As many of you know, the association is entitled to collect a super lien payment from a foreclosing lender when a property enters into public trustee foreclosure. The super lien amount consists of up to six months of regular assessment charges that came due prior to the filing of the foreclosure. This is a monetary threshold rather than a requirement that there be six months of unpaid assessments due.  For example, if an association had monthly dues of $100.00, a super lien could be claimed for $600.00 so long as the account ledger showed this balance as due. The balance could be comprised of any combination of assessments, late charges, interest, legal fees or other charges.
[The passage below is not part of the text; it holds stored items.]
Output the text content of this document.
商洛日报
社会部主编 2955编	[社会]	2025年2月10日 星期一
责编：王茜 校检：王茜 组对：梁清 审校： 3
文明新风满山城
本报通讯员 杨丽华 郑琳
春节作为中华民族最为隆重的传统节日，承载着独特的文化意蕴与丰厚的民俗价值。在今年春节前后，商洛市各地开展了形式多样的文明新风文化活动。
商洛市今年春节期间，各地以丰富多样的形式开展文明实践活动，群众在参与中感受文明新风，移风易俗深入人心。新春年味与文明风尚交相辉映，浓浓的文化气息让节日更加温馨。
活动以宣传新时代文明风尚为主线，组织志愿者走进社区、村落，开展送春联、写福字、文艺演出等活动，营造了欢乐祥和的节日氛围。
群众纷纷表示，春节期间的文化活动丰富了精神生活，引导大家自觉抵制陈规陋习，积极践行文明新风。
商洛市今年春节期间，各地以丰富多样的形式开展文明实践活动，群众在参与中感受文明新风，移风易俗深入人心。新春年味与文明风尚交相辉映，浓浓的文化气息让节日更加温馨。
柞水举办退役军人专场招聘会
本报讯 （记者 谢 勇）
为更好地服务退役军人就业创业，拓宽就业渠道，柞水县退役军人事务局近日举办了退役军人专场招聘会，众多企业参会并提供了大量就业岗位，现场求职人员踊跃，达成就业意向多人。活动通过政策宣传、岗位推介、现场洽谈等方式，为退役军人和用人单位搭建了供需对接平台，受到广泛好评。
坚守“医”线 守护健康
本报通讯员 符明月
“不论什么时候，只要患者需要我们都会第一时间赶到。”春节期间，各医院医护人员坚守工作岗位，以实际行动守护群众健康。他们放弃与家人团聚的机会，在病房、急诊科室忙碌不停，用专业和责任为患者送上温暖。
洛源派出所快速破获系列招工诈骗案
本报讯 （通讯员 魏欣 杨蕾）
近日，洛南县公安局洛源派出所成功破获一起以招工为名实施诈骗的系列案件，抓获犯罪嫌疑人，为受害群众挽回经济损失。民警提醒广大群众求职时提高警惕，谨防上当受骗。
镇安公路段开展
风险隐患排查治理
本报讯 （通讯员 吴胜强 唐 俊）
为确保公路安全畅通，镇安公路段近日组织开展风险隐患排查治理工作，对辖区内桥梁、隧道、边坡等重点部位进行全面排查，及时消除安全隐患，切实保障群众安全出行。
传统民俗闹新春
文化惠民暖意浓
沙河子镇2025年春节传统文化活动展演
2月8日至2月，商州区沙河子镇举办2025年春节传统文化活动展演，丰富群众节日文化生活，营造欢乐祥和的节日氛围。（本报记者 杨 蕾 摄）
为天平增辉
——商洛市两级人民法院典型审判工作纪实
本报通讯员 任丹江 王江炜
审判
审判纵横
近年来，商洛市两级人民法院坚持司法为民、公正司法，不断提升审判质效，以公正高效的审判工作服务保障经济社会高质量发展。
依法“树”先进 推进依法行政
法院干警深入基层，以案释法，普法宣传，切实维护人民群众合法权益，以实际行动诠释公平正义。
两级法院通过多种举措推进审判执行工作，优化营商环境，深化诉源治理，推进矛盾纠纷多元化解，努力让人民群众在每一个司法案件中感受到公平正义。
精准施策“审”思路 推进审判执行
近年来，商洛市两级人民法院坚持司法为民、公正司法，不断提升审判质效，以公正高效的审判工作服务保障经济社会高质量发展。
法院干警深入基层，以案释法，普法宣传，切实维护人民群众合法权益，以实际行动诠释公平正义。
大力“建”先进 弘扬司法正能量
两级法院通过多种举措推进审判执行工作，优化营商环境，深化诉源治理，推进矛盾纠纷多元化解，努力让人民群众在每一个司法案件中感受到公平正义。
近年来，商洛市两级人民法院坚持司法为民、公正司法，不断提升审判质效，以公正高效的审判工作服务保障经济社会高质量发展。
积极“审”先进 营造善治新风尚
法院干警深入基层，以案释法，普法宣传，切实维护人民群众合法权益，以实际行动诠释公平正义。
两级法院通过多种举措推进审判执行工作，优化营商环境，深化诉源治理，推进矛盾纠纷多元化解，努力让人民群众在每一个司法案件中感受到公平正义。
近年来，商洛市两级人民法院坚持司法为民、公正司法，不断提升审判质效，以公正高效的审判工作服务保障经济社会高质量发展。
There are, however, additional reasons for monitoring a foreclosure besides collection of the super lien. While property values continue to rise, it is important to also monitor the sale date of a property together with the sale price of the property at the public trustee auction. If, for example, a property sells for more than is owed to the foreclosing lender, the association may be entitled to those funds in addition to its super lien payment. Further, an association’s assessment lien may allow it to request title to a foreclosed property for the amount of the successful bid at the sale plus payment of additional nominal fees and expenses. While the prospect of an association taking title to a property may be daunting, it is sometimes a great option for recovering a large delinquent balance owed to the association together with a small profit on the resale of the unit.

It is important to note that there are very strict deadlines for claiming excess proceeds from a sale or requesting title to a property, so it is important that an association have legal counsel monitor the foreclosure sale dates.